Kritik in Kürze
Unmittelbar präsent, ja zwingend setzt Brahms’ d-Moll-Klavierkonzert in der Aufführung durch die Camerata academica Freiburg ein. Das Jung und Alt vereinende Laienorchester versprüht, unter der schwungvollen Leitung von Manuel Nawri, Elan und Spielfreude. Der Anschlag des Solisten Michael Poliatskin erfreut mit Grandezza, die Oktavläufe, wiewohl zunächst noch mit Pedal eingedickt, sind passgenau auf das Orchester abgestimmt, dem die Übergänge jedoch nicht immer organisch gelingen. Sein Klang ist transparent, die Klangfarben mehr voneinander abgehoben als dass sie sich mischten. Die Tutti entfalten einige Wucht im Ebneter Theodor-Egel-Saal, schön herausgearbeitet sind die espressivo-Schattierungen des Adagios. Spätestens im fulminant abschließenden Rondo hat der Pianist seinen Hang zum Schwerblütigen abgelegt, die virtuos rauschenden Aufschwünge meistert er mit leichter Hand. Sein zurückhaltendes Auftreten steht in reizvollem Kontrast zu seiner fesselnden Darbietung.
Die Streicher sind umtriebig, das Blech, namentlich das Horn, überzeugt auch in Schumanns Vierter Sinfonie mit makelloser Intonation und einem tragfähigen Klang.
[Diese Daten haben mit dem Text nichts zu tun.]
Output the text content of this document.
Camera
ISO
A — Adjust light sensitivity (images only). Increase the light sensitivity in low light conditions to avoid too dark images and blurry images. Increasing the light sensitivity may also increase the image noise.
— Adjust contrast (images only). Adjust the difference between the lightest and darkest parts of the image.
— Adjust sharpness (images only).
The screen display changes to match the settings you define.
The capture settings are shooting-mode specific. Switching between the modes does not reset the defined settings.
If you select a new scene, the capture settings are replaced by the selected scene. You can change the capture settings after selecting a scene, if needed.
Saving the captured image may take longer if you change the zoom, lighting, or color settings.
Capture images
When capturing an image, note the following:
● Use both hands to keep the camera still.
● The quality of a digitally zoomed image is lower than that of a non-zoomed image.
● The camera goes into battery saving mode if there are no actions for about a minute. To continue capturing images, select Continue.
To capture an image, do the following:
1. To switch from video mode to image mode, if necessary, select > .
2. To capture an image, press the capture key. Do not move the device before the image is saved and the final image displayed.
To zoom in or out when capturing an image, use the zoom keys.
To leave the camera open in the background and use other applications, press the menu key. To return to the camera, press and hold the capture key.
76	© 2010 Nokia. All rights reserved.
Das Orchester braust zumal in der Stretta des Finales mächtig auf und kostet die irritierenden Akkorde, die wie Stoppschilder im musikalischen Verlauf wirken, genüsslich aus. Der formalen Geschlossenheit der Sinfonie wird die umjubelte Interpretation der Camerata gerecht: mit einem weiten Spannungsbogen, der die Sätze verbindet und die glühende Verve dieser Musik unverkrampft einfängt.